Here's our latest paper, our perspective on mechanical computing. It's not all gears and wheels and steampunk: there are lots of interesting new materials that can be used to build these devices in the small.
Hiromi Yasuda, Philip R. Buskohl, Andrew Gillman, Todd D. Murphey, Susan Stepney, Richard A. Vaia, Jordan R. Raney. Mechanical computing. Nature, 598:39–48, 2021.
Abstract: Mechanical mechanisms have been used to process information for millennia, with famous examples ranging from the Antikythera mechanism of the Ancient Greeks to the analytical machines of Charles Babbage. More recently, electronic forms of computation and information processing have overtaken these mechanical forms, owing to better potential for miniaturization and integration. However, several unconventional computing approaches have recently been introduced, which blend ideas of information processing, materials science and robotics. This has raised the possibility of new mechanical computing systems that augment traditional electronic computing by interacting with and adapting to their environment.

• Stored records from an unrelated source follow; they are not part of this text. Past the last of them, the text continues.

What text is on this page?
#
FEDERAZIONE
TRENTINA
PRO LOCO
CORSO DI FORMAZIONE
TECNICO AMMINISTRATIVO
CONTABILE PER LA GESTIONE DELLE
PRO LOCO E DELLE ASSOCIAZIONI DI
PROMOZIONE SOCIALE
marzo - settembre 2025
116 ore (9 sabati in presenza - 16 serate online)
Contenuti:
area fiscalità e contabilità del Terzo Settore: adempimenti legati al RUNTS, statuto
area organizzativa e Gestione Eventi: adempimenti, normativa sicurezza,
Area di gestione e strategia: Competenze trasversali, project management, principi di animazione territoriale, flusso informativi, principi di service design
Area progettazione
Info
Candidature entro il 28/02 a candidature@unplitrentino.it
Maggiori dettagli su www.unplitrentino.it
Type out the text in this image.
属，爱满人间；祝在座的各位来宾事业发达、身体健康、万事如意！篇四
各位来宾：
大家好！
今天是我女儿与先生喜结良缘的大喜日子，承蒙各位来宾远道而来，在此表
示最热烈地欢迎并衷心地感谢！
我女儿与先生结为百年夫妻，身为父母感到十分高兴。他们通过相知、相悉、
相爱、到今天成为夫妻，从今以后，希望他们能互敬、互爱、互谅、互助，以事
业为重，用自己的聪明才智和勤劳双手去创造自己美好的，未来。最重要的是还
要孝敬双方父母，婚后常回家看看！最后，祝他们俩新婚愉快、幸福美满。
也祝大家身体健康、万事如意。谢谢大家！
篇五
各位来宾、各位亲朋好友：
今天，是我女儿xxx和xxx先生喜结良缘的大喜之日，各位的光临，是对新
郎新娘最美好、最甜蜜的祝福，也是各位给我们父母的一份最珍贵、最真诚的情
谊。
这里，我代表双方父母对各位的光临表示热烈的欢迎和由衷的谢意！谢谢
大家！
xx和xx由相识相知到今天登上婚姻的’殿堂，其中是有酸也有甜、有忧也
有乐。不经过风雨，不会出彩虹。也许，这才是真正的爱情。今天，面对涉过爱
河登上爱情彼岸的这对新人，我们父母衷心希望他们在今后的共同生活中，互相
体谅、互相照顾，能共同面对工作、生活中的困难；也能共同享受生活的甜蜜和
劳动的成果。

Here we discuss the use of mechanical mechanisms, and associated nonlinearities, as a means of processing information, with a view towards a framework in which adaptable materials and structures act as a distributed information processing network, even enabling information processing to be viewed as a material property, alongside traditional material properties such as strength and stiffness. We focus on approaches to abstract digital logic in mechanical systems, discuss how these systems differ from traditional electronic computing, and highlight the challenges and opportunities that they present.